Obama Praises Latin American Growth and Dynamism During Speech In Chile
March 22, 2011 By Staff
Today in Latin America
Top Story — U.S. President Barack Obama said that Latin America was fundamental to the prosperity and security of the United States, during a speech in Chile Monday.
Speaking from Chile’s La Moneda presidential palace in the capital of Santiago, Obama praised the region for its economic dynamism and for its transition to democracy. Latin America’s political experience can be a guide for other peoples seeking democracy, Obama added.
“Latin America is not the old stereotype of a region in perpetual conflict or trapped in endless cycles of poverty,” Obama said, according to Bloomberg. “The world must now recognize Latin America for the dynamic and growing region that it truly is.”
The U.S. exports more than three times as much to Latin America as it does to China, with sales to the region growing faster than they are to the rest of the world, Obama said during his speech.
“Latin America is only going to become more important to the United States, especially to our economy,” Obama said, according to Bloomberg. “In short, when Latin America is more prosperous, the United States is more prosperous.”

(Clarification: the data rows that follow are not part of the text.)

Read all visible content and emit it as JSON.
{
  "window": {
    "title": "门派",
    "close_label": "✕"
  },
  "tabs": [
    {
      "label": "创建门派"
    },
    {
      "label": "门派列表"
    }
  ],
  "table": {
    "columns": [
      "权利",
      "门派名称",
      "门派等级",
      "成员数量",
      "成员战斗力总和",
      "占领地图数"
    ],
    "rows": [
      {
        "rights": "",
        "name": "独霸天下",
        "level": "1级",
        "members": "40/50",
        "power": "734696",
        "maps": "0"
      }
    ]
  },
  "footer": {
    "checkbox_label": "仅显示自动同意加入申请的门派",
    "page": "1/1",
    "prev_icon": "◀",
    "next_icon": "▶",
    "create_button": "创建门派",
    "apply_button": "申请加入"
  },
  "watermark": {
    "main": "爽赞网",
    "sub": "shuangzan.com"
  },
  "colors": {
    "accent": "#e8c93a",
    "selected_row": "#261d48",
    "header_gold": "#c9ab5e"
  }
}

Drug cartels and corruption in the region were highlighted by Obama as posing a direct threat to democracy and economic development in the region. He added that the U.S. shares the responsibility for the problem and would boost security cooperation while implementing a strategy to cut down on drug demand.
Cuba drew criticism from the U.S. president, who said that authorities there must respect the basic rights of the Cuban people and that the decades-old U.S. embargo on Cuba will stay in place until Havana takes steps toward democratic reforms.
Obama’s Latin American visit, which makes it final stop in El Salvador today before he returns to the U.S. Wednesday, has been overshadowed by the coalition airstrikes against Colonel Muammar Gaddafi’s government in Libya.
“As part of the multilateral response authorized under U.N. Security Council Resolution 1973, U.S. military forces, under the command of Commander, U.S. Africa Command, began a series of strikes against air defense systems and military airfields for the purposes of preparing a no-fly zone,” Obama said in a statement, according to to The Los Angeles Times.
“Left unaddressed, the growing instability in Libya could ignite wider instability in the Middle East, with dangerous consequences to the national security interests of the United States,” he added.
Headlines from the Western Hemisphere
- Monday marked the 105th anniversary of the birth of Mexican president and revolutionary leader Benito Juárez.
- A former Immigration and Customs Enforcement attorney was sentenced Monday to more than 17 years in prison for creating false documents allowing immigrants to live and work in the U.S.
- Despite delayed start times, missing ballot boxes and attempted ballot stuffing, Haiti’s presidential and legislative runoff elections Sunday marked an improvement over the highly chaotic and controversial Nov. 28 first round, international observers said Monday.
- Six people were killed and another six were injured when their bus crashed into a power-line post and burst into flames, Dominican authorities said.
- A court official says Guatemala’s first lady is ending her eight-year marriage so she can seek to succeed her husband as president.
- An opposition party in Nicaragua is asking election authorities to bar President Daniel Ortega from running for re-election.
- Venezuela is shoring up economic ties with Chinese companies with the signing of new trade and investment agreements, in a bid by President Hugo Chávez to reduce dependence on Washington.
- Venezuela turned over a Colombian drug suspect to U.S. authorities Monday and sent five other suspects to the Netherlands and Colombia, where they face charges ranging from drug trafficking to murder.
- Peru’s currency weakened and the costs of insuring the country’s bonds rose on Monday as left-wing nationalist presidential candidate Ollanta Humala surged in the polls for the April 10 vote.
- Fifteen people were killed and 16 others injured in a bus accident in Meta, a province in central Colombia, police said Sunday.
- Two American tourists died and five other tourists were injured when their inflatable raft overturned at the base of Iguazú Falls on the border of Argentina, Brazil and Paraguay.
- A Brazilian government agency proposed that Rio de Janeiro be named a UNESCO World Heritage site for its natural and cultural attractions.
- Due to a control tower failure, more than 130 flights were cancelled in Argentina’s Ezeiza, Jorge Newberry and San Fernando airports on Monday.